Wednesday July 27, 2005 (97 days to the ginormous family wedding)
Brian received just etoposide for his third treatment, the last one he would need for a while. After a 60-minute treatment, we could leave. The doctor wanted Brian to stay a third night in the hospital, especially after his fever spike the night before, but Brian refused. I was glad. I knew how selfish that sounded, but the one night away from him (I'd snuck in the first night) was bad enough. I promised to call if Brian had any disturbing symptoms.
So halfway through the treatment, I was sitting in a chair next to Brian, chattering on about Daphne and Hunter. Brian did his best to look bored, but I knew how much he'd missed my chattering while I had been 'in hiding' and how much it put Brian at ease now. But I lost my train of thought as my eyes fell on his PICC line. It was a catheter inserted into his vein near the crook of his right arm and slid inside until it reached a larger vein near his heart. I swallowed hard. The doctor had decided that Brian needed to have it left in for the three months he would be receiving chemo (because his veins were small and hard to find). He would have this tube inside him, exposing his insides to the outside world, for three months. I shivered. Course, the nurse would make a dressing for it to prevent infection and blocks in the line, but Brian would have to come in every week to have it flushed and the dressing changed, even when he had no chemo scheduled. I hadn't realized, but my eyes hadn't been the only thing that drifted to his PICC line. My fingers had drifted there as well. I was caressing Brian's arm just below it. I jumped a little when I looked up and found Brian staring at me intently.
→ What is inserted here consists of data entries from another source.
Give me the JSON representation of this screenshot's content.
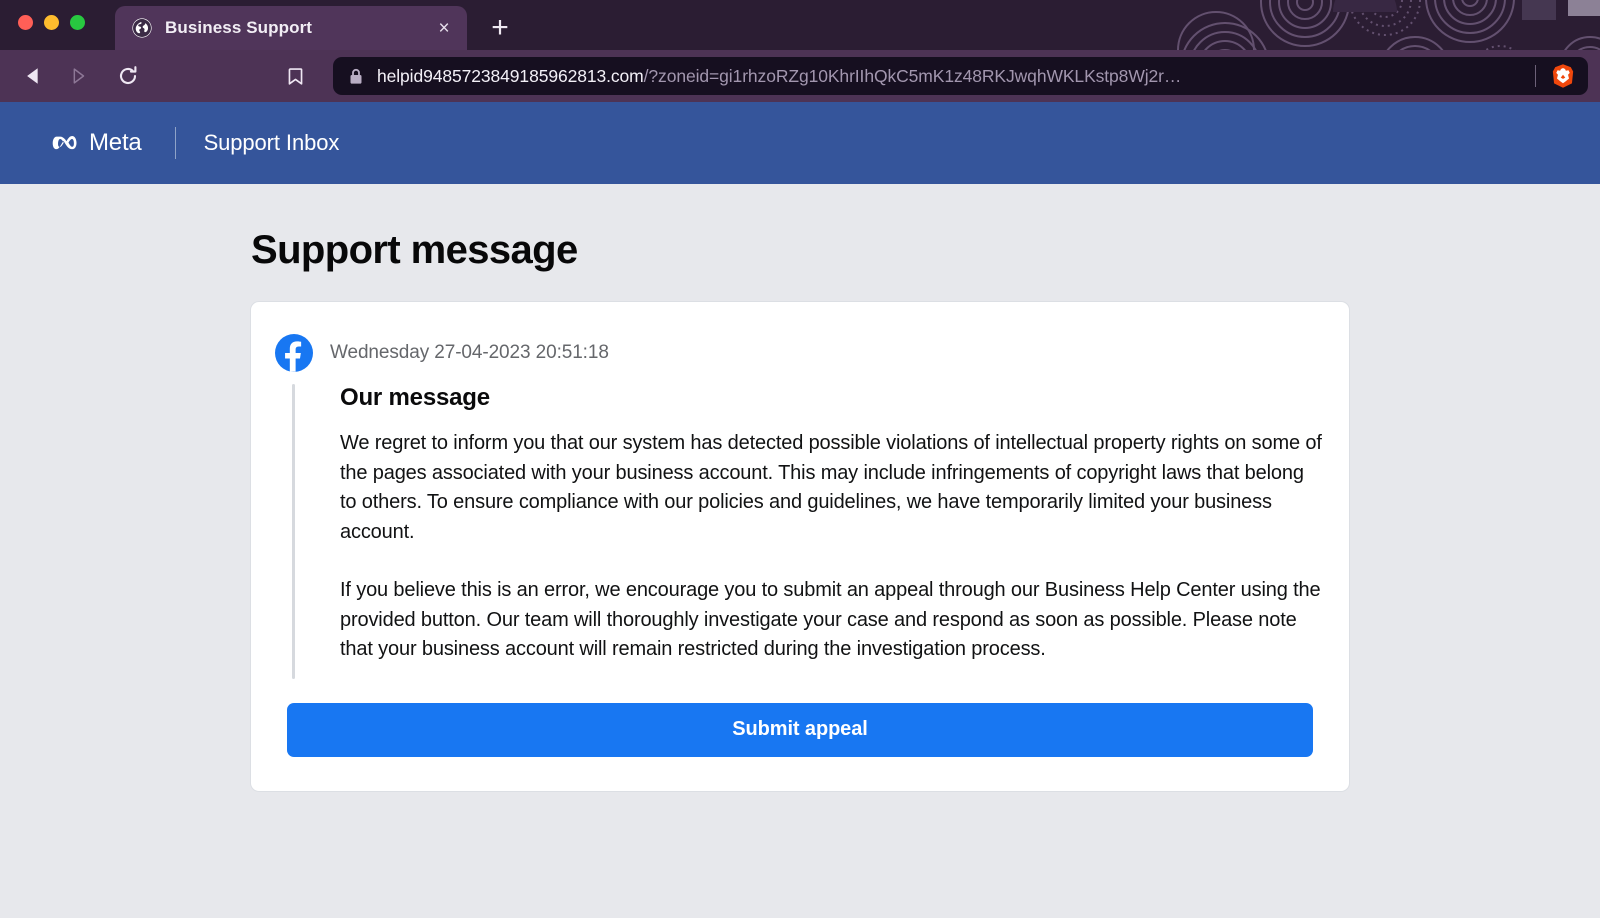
{
  "browser": {
    "window_controls": [
      "close",
      "minimize",
      "maximize"
    ],
    "tab": {
      "title": "Business Support",
      "favicon": "globe-icon",
      "close_label": "×"
    },
    "new_tab_label": "+",
    "nav": {
      "back": "back-arrow-icon",
      "forward": "forward-arrow-icon",
      "reload": "reload-icon",
      "bookmark": "bookmark-icon"
    },
    "omnibox": {
      "lock": "lock-icon",
      "url_domain": "helpid9485723849185962813.com",
      "url_query": "/?zoneid=gi1rhzoRZg10KhrIIhQkC5mK1z48RKJwqhWKLKstp8Wj2r…",
      "extension_icon": "brave-lion-icon"
    }
  },
  "site_header": {
    "brand": "Meta",
    "brand_mark": "meta-infinity-icon",
    "section": "Support Inbox"
  },
  "main": {
    "page_title": "Support message",
    "message": {
      "avatar": "facebook-icon",
      "timestamp": "Wednesday 27-04-2023 20:51:18",
      "heading": "Our message",
      "paragraphs": [
        "We regret to inform you that our system has detected possible violations of intellectual property rights on some of the pages associated with your business account. This may include infringements of copyright laws that belong to others. To ensure compliance with our policies and guidelines, we have temporarily limited your business account.",
        "If you believe this is an error, we encourage you to submit an appeal through our Business Help Center using the provided button. Our team will thoroughly investigate your case and respond as soon as possible. Please note that your business account will remain restricted during the investigation process."
      ],
      "submit_label": "Submit appeal"
    }
  },
  "colors": {
    "meta_blue": "#35559b",
    "button_blue": "#1877f2",
    "page_background": "#e7e8ec",
    "chrome_tabstrip": "#2b1d33",
    "chrome_toolbar": "#4d3355",
    "omnibox_background": "#160f20",
    "brave_orange": "#f0470c"
  }
}
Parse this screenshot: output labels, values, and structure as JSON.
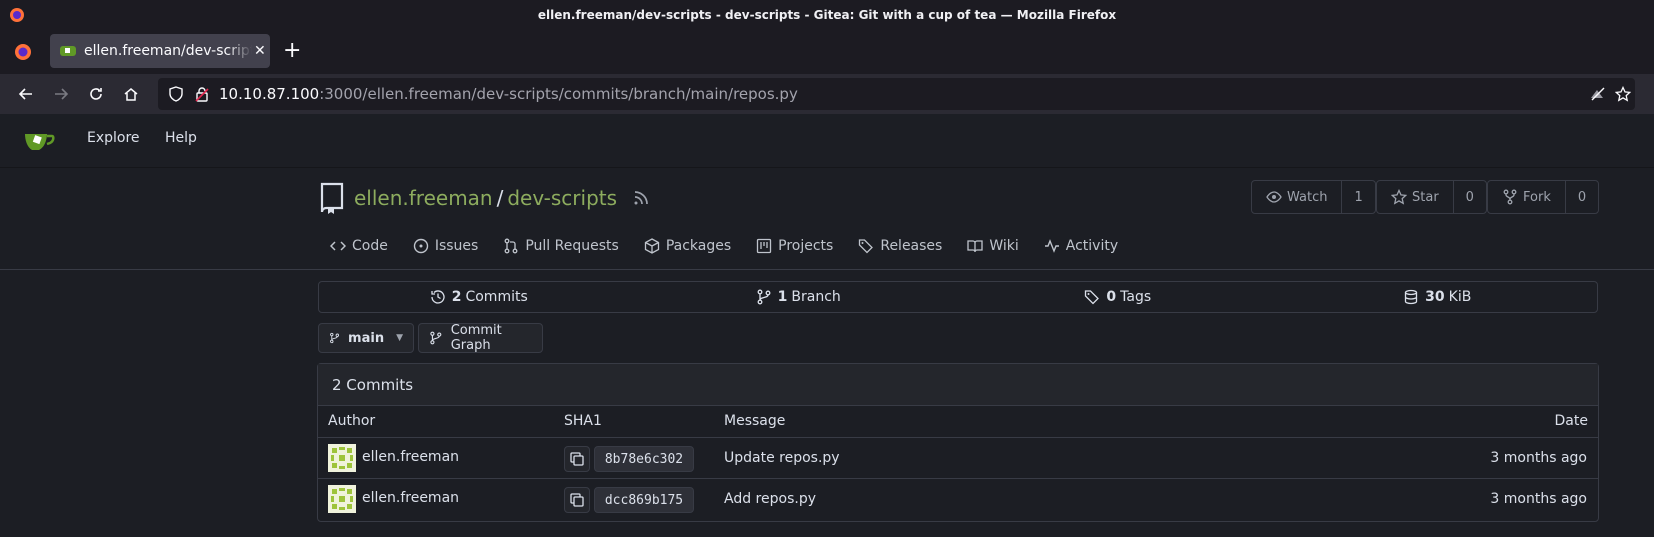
{
  "window": {
    "title": "ellen.freeman/dev-scripts - dev-scripts - Gitea: Git with a cup of tea — Mozilla Firefox"
  },
  "browser": {
    "tab_label": "ellen.freeman/dev-scripts",
    "url_host": "10.10.87.100",
    "url_rest": ":3000/ellen.freeman/dev-scripts/commits/branch/main/repos.py"
  },
  "nav": {
    "explore": "Explore",
    "help": "Help"
  },
  "repo": {
    "owner": "ellen.freeman",
    "separator": "/",
    "name": "dev-scripts",
    "watch_label": "Watch",
    "watch_count": "1",
    "star_label": "Star",
    "star_count": "0",
    "fork_label": "Fork",
    "fork_count": "0"
  },
  "tabs": {
    "code": "Code",
    "issues": "Issues",
    "pulls": "Pull Requests",
    "packages": "Packages",
    "projects": "Projects",
    "releases": "Releases",
    "wiki": "Wiki",
    "activity": "Activity"
  },
  "stats": {
    "commits_num": "2",
    "commits_label": "Commits",
    "branch_num": "1",
    "branch_label": "Branch",
    "tags_num": "0",
    "tags_label": "Tags",
    "size_num": "30",
    "size_label": "KiB"
  },
  "branch": {
    "current": "main",
    "graph_label": "Commit Graph"
  },
  "commits": {
    "header": "2 Commits",
    "col_author": "Author",
    "col_sha": "SHA1",
    "col_message": "Message",
    "col_date": "Date",
    "rows": [
      {
        "author": "ellen.freeman",
        "sha": "8b78e6c302",
        "message": "Update repos.py",
        "date": "3 months ago"
      },
      {
        "author": "ellen.freeman",
        "sha": "dcc869b175",
        "message": "Add repos.py",
        "date": "3 months ago"
      }
    ]
  },
  "colors": {
    "accent": "#8dac5e",
    "bg": "#1c1e24",
    "border": "#383b45"
  }
}
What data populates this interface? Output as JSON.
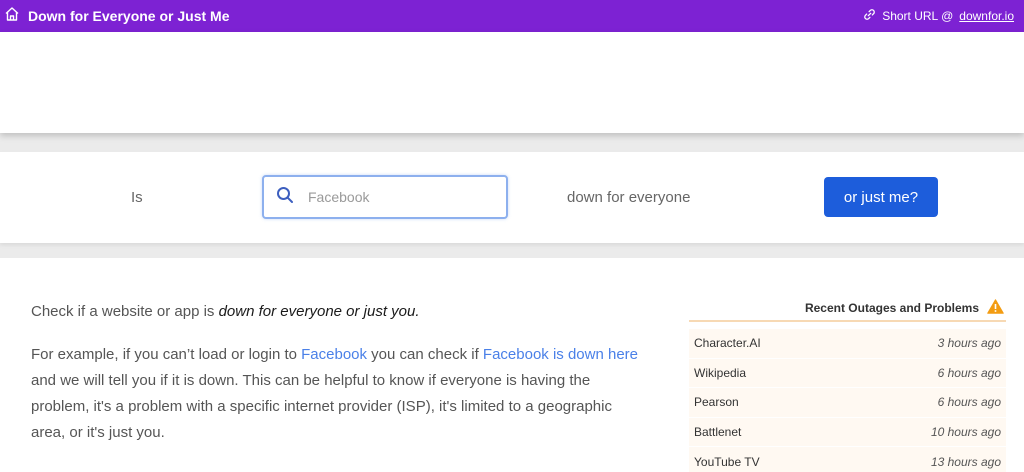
{
  "header": {
    "title": "Down for Everyone or Just Me",
    "home_icon": "home-icon",
    "short_url_prefix": "Short URL @ ",
    "short_url_link": "downfor.io",
    "link_icon": "link-icon"
  },
  "search": {
    "is_label": "Is",
    "placeholder": "Facebook",
    "value": "",
    "search_icon": "search-icon",
    "down_label": "down for everyone",
    "button_label": "or just me?"
  },
  "main": {
    "intro_prefix": "Check if a website or app is ",
    "intro_emphasis": "down for everyone or just you.",
    "explain_part1": "For example, if you can’t load or login to ",
    "explain_link1": "Facebook",
    "explain_part2": " you can check if ",
    "explain_link2": "Facebook is down here",
    "explain_part3": " and we will tell you if it is down. This can be helpful to know if everyone is having the problem, it's a problem with a specific internet provider (ISP), it's limited to a geographic area, or it's just you."
  },
  "outages": {
    "title": "Recent Outages and Problems",
    "warning_icon": "warning-icon",
    "accent_color": "#f39c12",
    "items": [
      {
        "name": "Character.AI",
        "time": "3 hours ago"
      },
      {
        "name": "Wikipedia",
        "time": "6 hours ago"
      },
      {
        "name": "Pearson",
        "time": "6 hours ago"
      },
      {
        "name": "Battlenet",
        "time": "10 hours ago"
      },
      {
        "name": "YouTube TV",
        "time": "13 hours ago"
      }
    ]
  },
  "colors": {
    "header_bg": "#7d22d3",
    "button_bg": "#1d5ddb",
    "link": "#4a80e8"
  }
}
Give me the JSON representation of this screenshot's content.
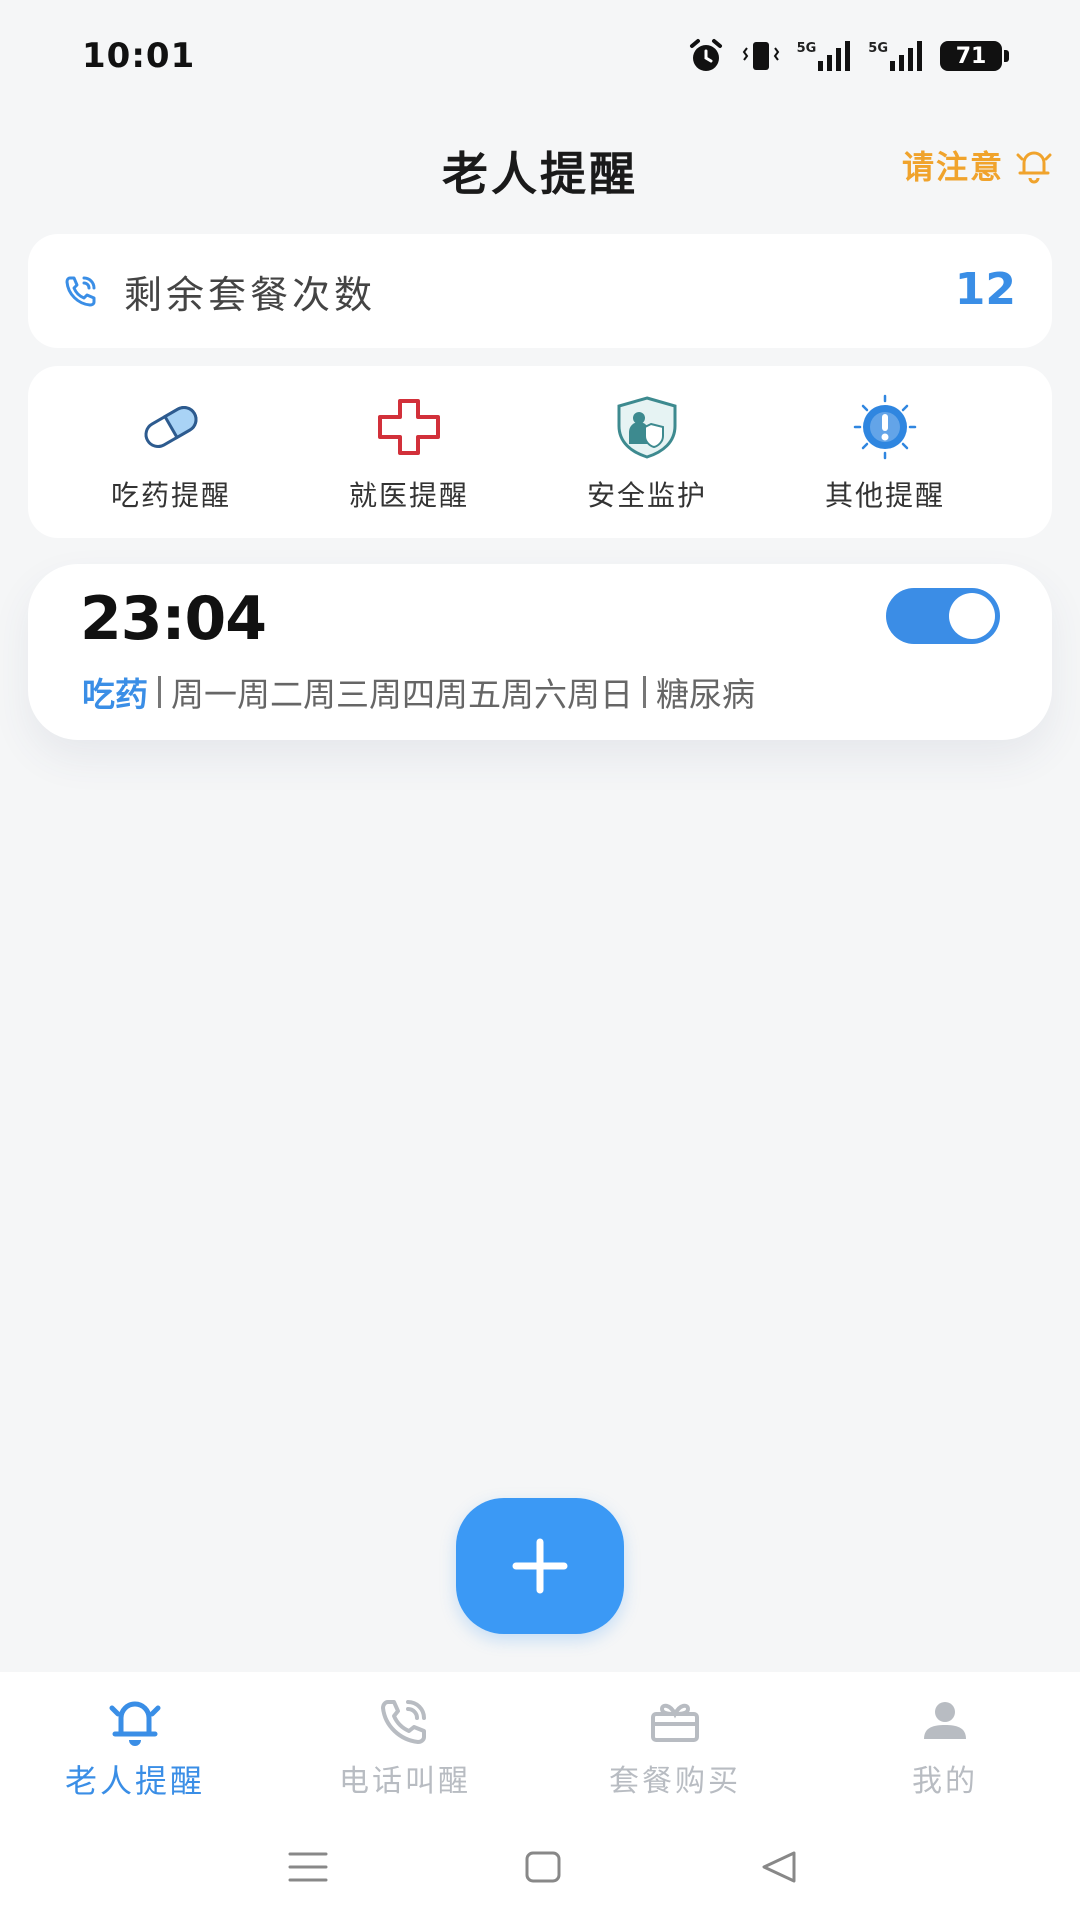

I smiled as brightly as I could manage. I didn't want him to know how freaked out I was by his PICC line. How scared I was by the whole chemotherapy process. He just continued to stare. But a couple of minutes later, he let me off the hook, asking, "So Daphne made Hunter a romantic dinner?" Brian rolled his eyes. I smiled for real then. He had been listening to me. Really listening. "Did she serve herself up as dessert?"
I shook my head, but I was still smiling. "She's not ready yet. But she told me that there was a lot of heavy petting."
Brian chuckled. "Poor Hunter. Living with her and not getting any. He must jerk off constantly. If that were me and you, I would be."
I giggled. "As if. You'd just go down to Liberty and find some hot guy to blow you."
Suddenly serious, Brian breathed, "No I wouldn't. Not anymore."
His confession knocked the wind out of me. Suddenly, I couldn't breathe, and my heart stubbornly refused to beat. The entire time, Brian was looking into my eyes. Crazy. But the spell was unexpectedly broken by a strident voice, complaining, "That little asshole at the front desk gave me the wrong directions!"
Oh God. Debbie.
Brian and I both looked in the direction from which the voice had come. Debbie was turning around slowly, no doubt to get her bearings. And, of course, we were in a room with huge windows, allowing those in the hallway to see in. Neither Brian nor I had thought anything of this arrangement until now. Other than me, only Daphne and Hunter knew about the cancer. If Brian had had his way, only I would have known, but very quickly, Brian had realized that I would need someone to talk to, so he'd okay'd Daphne knowing. And then, I needed Hunter's help sneaking into the hospital and he was very persistent and nosey as hell, so I'd ended up telling him, too. Brian had been forgiving about this slip, but he'd been adamant that no one else should know. Fortunately, Hunter was as skilled at keeping secrets as he was at learning them.
But soon that wouldn't matter. Any second, Debbie would see us, and it would all be over. Everyone we knew would be in here, looking at Brian with pity and/or fear in their eyes. Lobbing question after question at him. Acting hurt that he hadn't confided in them. I couldn't let that happen. This situation was bad enough. The last thing Brian needed was to be required to hold everyone else's hand through this terrifying process. And that's exactly what the gang would expect. He'd have to reassure them, when he was the one who needed reassurance, when he only half believed he was going to make it. He'd have to be strong for them, when he couldn't even be strong for himself. And after they'd learned the truth, they'd be watching like hawks for symptoms. Every time he was nauseous or tired, they'd look at him with pity and fear. They'd be over all the time trying to be helpful, but just making him feel like nothing else existed but the cancer. No way was I going to let that happen. I had to act quickly.